The Point is Moot: Disciplinary Debates in an Age of Decolonization  
Ruth Phillips (Carleton University)

Paper short abstract:

Art and materiality have traditionally been the separate provinces of art history and anthropology, two disciplines that share a long history of mutuality and difference. Like sparring spouses they are unable to live either with or without each other, and their differences have proved resistant to reconciliation through interdisciplinarity projects such as visual studies and visual anthropology. Art historians continue to privilege aesthetic quality, and anthropologists their concern with social reproduction. Yet, I argue here, despite the liveliness of such debates the point must be considered moot-- “open to argument, debatable; uncertain, doubtful; unable to be firmly resolved,” as the dictionary puts it. From my vantage point in Canada, a settler society currently directing unprecedented energies to institutional projects of decolonization, a third term, Indigenous knowledge, is displacing disciplinary differences. Not definable as a discipline, this emerging formation exerts pressure on Western knowledge formations through a distinctive set of positionalities.
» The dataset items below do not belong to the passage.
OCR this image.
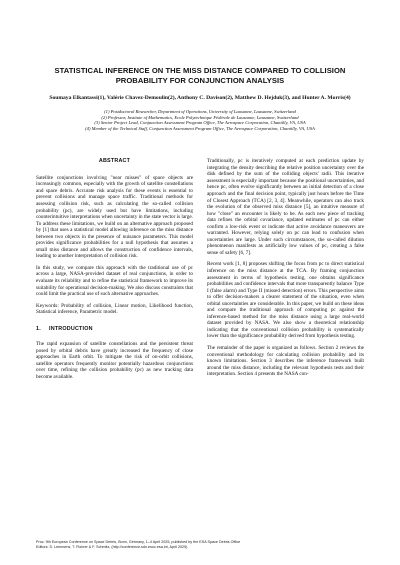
STATISTICAL INFERENCE ON THE MISS DISTANCE COMPARED TO COLLISION PROBABILITY FOR CONJUNCTION ANALYSIS
Soumaya Elkantassi(1), Valérie Chavez-Demoulin(2), Anthony C. Davison(2), Matthew D. Hejduk(3), and Hunter A. Morris(4)
(1) Postdoctoral Researcher, Department of Operations, University of Lausanne, Lausanne, Switzerland
(2) Professor, Institute of Mathematics, Ecole Polytechnique Fédérale de Lausanne, Lausanne, Switzerland
(3) Senior Project Lead, Conjunction Assessment Program Office, The Aerospace Corporation, Chantilly, VA, USA
(4) Member of the Technical Staff, Conjunction Assessment Program Office, The Aerospace Corporation, Chantilly, VA, USA
ABSTRACT

Satellite conjunctions involving "near misses" of space objects are increasingly common, especially with the growth of satellite constellations and space debris. Accurate risk analysis for these events is essential to prevent collisions and manage space traffic. Traditional methods for assessing collision risk, such as calculating the so-called collision probability (pc), are widely used but have limitations, including counterintuitive interpretations when uncertainty in the state vector is large. To address these limitations, we build on an alternative approach proposed by [1] that uses a statistical model allowing inference on the miss distance between two objects in the presence of nuisance parameters. This model provides significance probabilities for a null hypothesis that assumes a small miss distance and allows the construction of confidence intervals, leading to another interpretation of collision risk.

In this study, we compare this approach with the traditional use of pc across a large, NASA-provided dataset of real conjunctions, in order to evaluate its reliability and to refine the statistical framework to improve its suitability for operational decision-making. We also discuss constraints that could limit the practical use of such alternative approaches.

Keywords: Probability of collision, Linear motion, Likelihood function, Statistical inference, Parametric model.

1. INTRODUCTION

The rapid expansion of satellite constellations and the persistent threat posed by orbital debris have greatly increased the frequency of close approaches in Earth orbit. To mitigate the risk of on-orbit collisions, satellite operators frequently monitor potentially hazardous conjunctions over time, refining the collision probability (pc) as new tracking data become available.

Traditionally, pc is iteratively computed at each prediction update by integrating the density describing the relative position uncertainty over the disk defined by the sum of the colliding objects' radii. This iterative assessment is especially important because the positional uncertainties, and hence pc, often evolve significantly between an initial detection of a close approach and the final decision point, typically just hours before the Time of Closest Approach (TCA) [2, 3, 4]. Meanwhile, operators can also track the evolution of the observed miss distance [5], an intuitive measure of how "close" an encounter is likely to be. As each new piece of tracking data refines the orbital covariance, updated estimates of pc can either confirm a low-risk event or indicate that active avoidance maneuvers are warranted. However, relying solely on pc can lead to confusion when uncertainties are large. Under such circumstances, the so-called dilution phenomenon manifests as artificially low values of pc, creating a false sense of safety [6, 7].

Recent work [1, 8] proposes shifting the focus from pc to direct statistical inference on the miss distance at the TCA. By framing conjunction assessment in terms of hypothesis testing, one obtains significance probabilities and confidence intervals that more transparently balance Type I (false alarm) and Type II (missed detection) errors. This perspective aims to offer decision-makers a clearer statement of the situation, even when orbital uncertainties are considerable. In this paper, we build on these ideas and compare the traditional approach of computing pc against the inference-based method for the miss distance using a large real-world dataset provided by NASA. We also show a theoretical relationship indicating that the conventional collision probability is systematically lower than the significance probability derived from hypothesis testing.

The remainder of the paper is organized as follows. Section 2 reviews the conventional methodology for calculating collision probability and its known limitations. Section 3 describes the inference framework built around the miss distance, including the relevant hypothesis tests and their interpretation. Section 4 presents the NASA con-

Proc. 9th European Conference on Space Debris, Bonn, Germany, 1–4 April 2025, published by the ESA Space Debris Office
Editors: S. Lemmens, T. Flohrer & F. Schmitz, (http://conference.sdo.esoc.esa.int, April 2025)
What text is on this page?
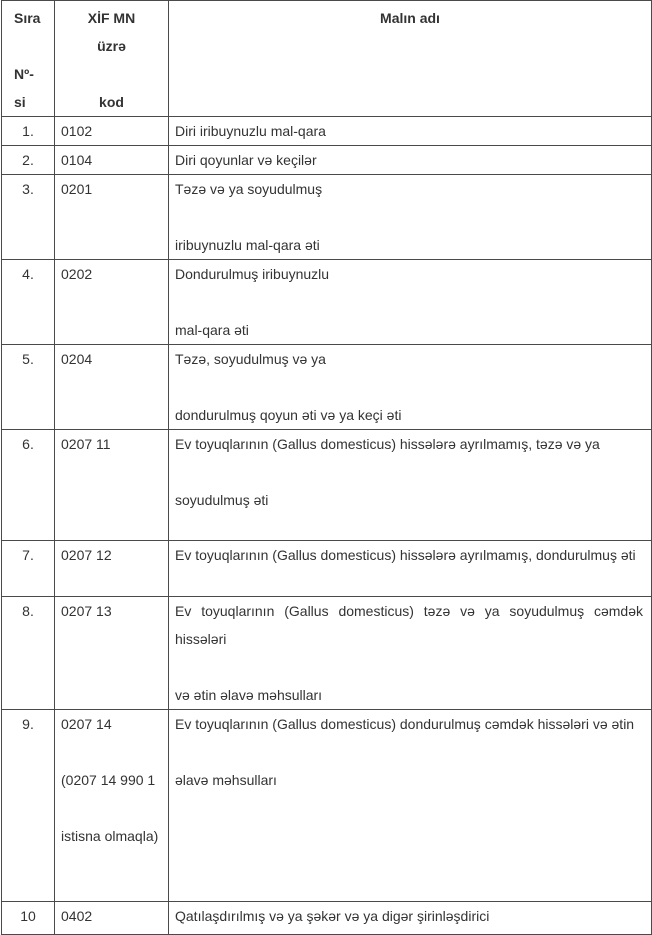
Sıra
Nº-
si	XİF MN
üzrə
kod	Malın adı

1.	0102	Diri iribuynuzlu mal-qara

2.	0104	Diri qoyunlar və keçilər

3.	0201	Təzə və ya soyudulmuş
iribuynuzlu mal-qara əti

4.	0202	Dondurulmuş iribuynuzlu
mal-qara əti

5.	0204	Təzə, soyudulmuş və ya
dondurulmuş qoyun əti və ya keçi əti

6.	0207 11	Ev toyuqlarının (Gallus domesticus) hissələrə ayrılmamış, təzə və ya
soyudulmuş əti

7.	0207 12	Ev toyuqlarının (Gallus domesticus) hissələrə ayrılmamış, dondurulmuş əti

8.	0207 13	Ev toyuqlarının (Gallus domesticus) təzə və ya soyudulmuş cəmdək hissələri
və ətin əlavə məhsulları

9.	0207 14
(0207 14 990 1
istisna olmaqla)	Ev toyuqlarının (Gallus domesticus) dondurulmuş cəmdək hissələri və ətin
əlavə məhsulları

10	0402	Qatılaşdırılmış və ya şəkər və ya digər şirinləşdirici
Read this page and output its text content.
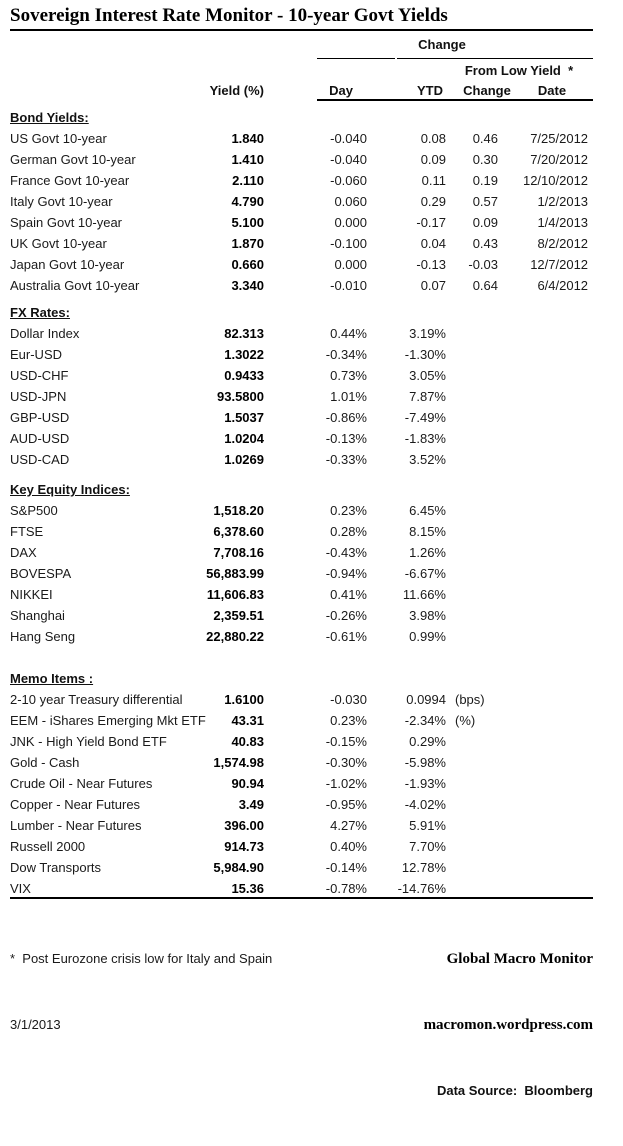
Sovereign Interest Rate Monitor - 10-year Govt Yields
Change
From Low Yield  *
Yield (%)	Day	YTD Change Date
Bond Yields:					
US Govt 10-year	1.840	-0.040	0.08	0.46	7/25/2012
German Govt 10-year	1.410	-0.040	0.09	0.30	7/20/2012
France Govt 10-year	2.110	-0.060	0.11	0.19	12/10/2012
Italy Govt 10-year	4.790	0.060	0.29	0.57	1/2/2013
Spain Govt 10-year	5.100	0.000	-0.17	0.09	1/4/2013
UK Govt 10-year	1.870	-0.100	0.04	0.43	8/2/2012
Japan Govt 10-year	0.660	0.000	-0.13	-0.03	12/7/2012
Australia Govt 10-year	3.340	-0.010	0.07	0.64	6/4/2012
FX Rates:					
Dollar Index	82.313	0.44%	3.19%		
Eur-USD	1.3022	-0.34%	-1.30%		
USD-CHF	0.9433	0.73%	3.05%		
USD-JPN	93.5800	1.01%	7.87%		
GBP-USD	1.5037	-0.86%	-7.49%		
AUD-USD	1.0204	-0.13%	-1.83%		
USD-CAD	1.0269	-0.33%	3.52%		
Key Equity Indices:					
S&P500	1,518.20	0.23%	6.45%		
FTSE	6,378.60	0.28%	8.15%		
DAX	7,708.16	-0.43%	1.26%		
BOVESPA	56,883.99	-0.94%	-6.67%		
NIKKEI	11,606.83	0.41%	11.66%		
Shanghai	2,359.51	-0.26%	3.98%		
Hang Seng	22,880.22	-0.61%	0.99%		
Memo Items :					
2-10 year Treasury differential	1.6100	-0.030	0.0994	(bps)	
EEM - iShares Emerging Mkt ETF	43.31	0.23%	-2.34%	(%)	
JNK - High Yield Bond ETF	40.83	-0.15%	0.29%		
Gold - Cash	1,574.98	-0.30%	-5.98%		
Crude Oil - Near Futures	90.94	-1.02%	-1.93%		
Copper - Near Futures	3.49	-0.95%	-4.02%		
Lumber - Near Futures	396.00	4.27%	5.91%		
Russell 2000	914.73	0.40%	7.70%		
Dow Transports	5,984.90	-0.14%	12.78%		
VIX	15.36	-0.78%	-14.76%		

*  Post Eurozone crisis low for Italy and Spain

3/1/2013

Global Macro Monitor

macromon.wordpress.com

Data Source:  Bloomberg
Holistic rather than interdisciplinary, collectivist rather than individualist, oriented by place and land and by relational rather than linear time, Indigenous knowledge practitioners counter key liberal strategies of inclusion and the ontological turn, seeking to transform Western institutions under the banner of decolonization. To illustrate contemporary tensions, their difficulties and their productive potentials, I examine Anishinaabe: Art and Power, a recent exhibition at the Royal Ontario Museum conceptualized by two Anishinaabe curators. I ask how it both integrated and resisted disciplinary knowledges and whether its indigenized approach to representation moves toward a genuine paradigm shift.